この男と過ごした自分の過去を殴りたかった。私は固まったまま、何も言えなくなった。最後に会ったのは彼が高校生の時だ。
「覚えてる? 俺はもう大学生だよ。まつりはあの時まだ中学生だったっけ?」
この男の名前を知らない。私が中学生の時に、間違った道を進んだ場所にいた。姉に忘れ去られた私は自分の価値を見失っていた。
だから、誰かと繋がっていることで自分を保っていた。それが良くない方法だと知っていたのに……。
「無視?」
男は顔を顰める。
どうして運命はこうも残酷なのだろう。幸せになる権利を放棄した覚えなどないのに……。
「あんなに可愛がってあげたのに、忘れたのかよ」
「まつりん?」
丁度、男が私に触ろうとした瞬間、さっきのツインテールの女の子の声が聞こえた。
私はもう口を閉ざすことしかできなかった。コップに入っているコーラも炭酸が抜けきっているに違いない。
それぐらい私はこの時間が長く思えた。
「え、お前、友達いんの?」
「誰この人、まつりんの知り合い?」
「まつりが中学生の時に沢山遊んであげていたおにいさん」
男がニコッと笑う。その笑みに思わず鳥肌が立った。
「なにそれ?」
女の子の名前、なんだっけ。
私はこの子の名前を思い出そうと気を紛らわした。宮川さん、この子のことなんて呼んでたっけ……。

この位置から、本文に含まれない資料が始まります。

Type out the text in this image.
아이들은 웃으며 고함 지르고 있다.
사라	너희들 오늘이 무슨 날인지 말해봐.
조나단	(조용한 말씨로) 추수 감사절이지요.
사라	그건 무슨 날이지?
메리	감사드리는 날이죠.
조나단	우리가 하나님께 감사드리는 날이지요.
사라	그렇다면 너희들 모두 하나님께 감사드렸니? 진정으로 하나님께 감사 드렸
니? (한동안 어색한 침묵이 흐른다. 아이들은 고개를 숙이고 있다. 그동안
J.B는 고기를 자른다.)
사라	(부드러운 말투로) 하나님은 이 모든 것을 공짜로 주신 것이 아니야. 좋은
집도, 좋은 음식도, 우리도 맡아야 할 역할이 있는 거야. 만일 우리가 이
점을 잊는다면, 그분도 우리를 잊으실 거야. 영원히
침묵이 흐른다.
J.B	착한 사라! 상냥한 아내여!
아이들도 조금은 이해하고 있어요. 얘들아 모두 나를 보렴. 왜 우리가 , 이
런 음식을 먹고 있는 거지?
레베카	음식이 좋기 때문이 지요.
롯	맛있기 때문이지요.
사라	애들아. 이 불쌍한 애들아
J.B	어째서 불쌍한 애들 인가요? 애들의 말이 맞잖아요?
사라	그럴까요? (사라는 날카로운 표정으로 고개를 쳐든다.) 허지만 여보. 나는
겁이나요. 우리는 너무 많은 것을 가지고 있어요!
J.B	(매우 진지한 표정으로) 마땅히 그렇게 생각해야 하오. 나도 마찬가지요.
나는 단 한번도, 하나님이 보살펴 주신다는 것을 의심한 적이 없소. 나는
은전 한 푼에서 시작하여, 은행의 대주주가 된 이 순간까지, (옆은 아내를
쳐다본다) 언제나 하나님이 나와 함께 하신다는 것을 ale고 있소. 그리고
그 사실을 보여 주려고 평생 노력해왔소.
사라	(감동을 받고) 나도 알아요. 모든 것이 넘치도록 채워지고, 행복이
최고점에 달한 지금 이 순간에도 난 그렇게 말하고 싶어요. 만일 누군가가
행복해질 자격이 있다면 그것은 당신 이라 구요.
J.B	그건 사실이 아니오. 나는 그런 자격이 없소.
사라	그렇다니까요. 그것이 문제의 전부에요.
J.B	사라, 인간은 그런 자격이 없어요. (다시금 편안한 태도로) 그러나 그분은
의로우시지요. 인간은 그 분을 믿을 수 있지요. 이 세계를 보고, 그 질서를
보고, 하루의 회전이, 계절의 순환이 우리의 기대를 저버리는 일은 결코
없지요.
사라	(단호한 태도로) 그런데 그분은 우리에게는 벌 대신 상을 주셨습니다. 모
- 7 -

「こいつ、美人だけど、ヤッても反応薄くて面白くねえんだよ」
男の口からその言葉が出た瞬間、私はこの場から逃げたくなった。逃げたいのに、足が動かなかった。地面に根っこが生えたかと思うぐらい、少しも動かすことができない。
「え、何、まつりんってそういうタイプだったの?」
一番見られたくない相手にこの場面を見られたかもしれない。
「莉子、結構驚きなんだけど……」
莉子、だ。彼女が一人称を自分の名で呼んでくれたおかげで、思い出した。皆、この子のことを「りこっぺ」って呼んでいた。
「お前、高校でどんなキャラなんだよ」
男は私に視線を移す。鋭い視線に私は目を逸らした。